A few facts that aren't going away any time soon:
1. There are 1000 different e-wallet based solutions which are swiss cheese of compatibility with the few number of retailers that have even bothered to look into them (These have fees as well mind you, just possibly less than CC transactions)
2. There are many loyalty reward cards / apps that do what you want quite well but only for specific customer/retailer relationships
3. Easy solutions that are both ubiquitous/cheap/secure would basically require the entire industry to jump onto a single standard who's fee schedule is really low / non-profit and who's infrastructure services / equipment are interchangable
If its not easy, customers will just use Credit Cards or cash
If its not ubiquitous, you may as well just use a rewards/points card program
If its not cheap, retailers may was well use credit cards because at least its a system well understood and comfortable with
If its not secure, retailers are on the hook for fraud and it will likely not be ubiquitous because which retailer would want to carry large purchase liability
All in all, its a 'solution' that on a green field may work. The articles frankly a utopian paradise where the slightly cheaper solution would require the entire infrastructure of our retail commerce system to be ripped out and replaced overnight in order to be feasible.

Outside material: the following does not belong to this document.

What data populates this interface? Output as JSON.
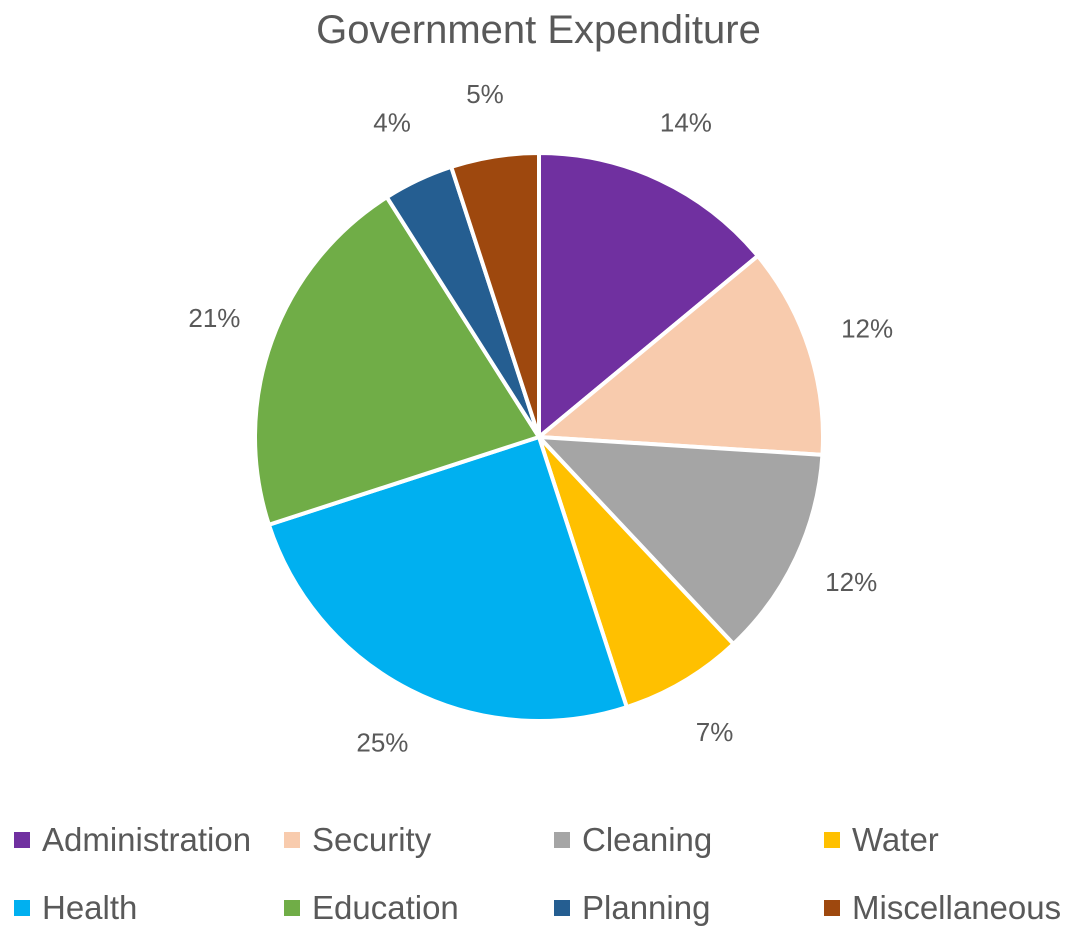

Lastly, by far the most important facet of any of these schemes is TRUST. If you don't have consumer trust in your transaction products, you won't have consumer buy-in. Loyalty cards have the maximum loss of whatever you've refilled them. CC/Bank cards generally have historically adequite means of limiting liability of holders (at the expense of retailers). What does this new system have to verify that my cash is safe with them?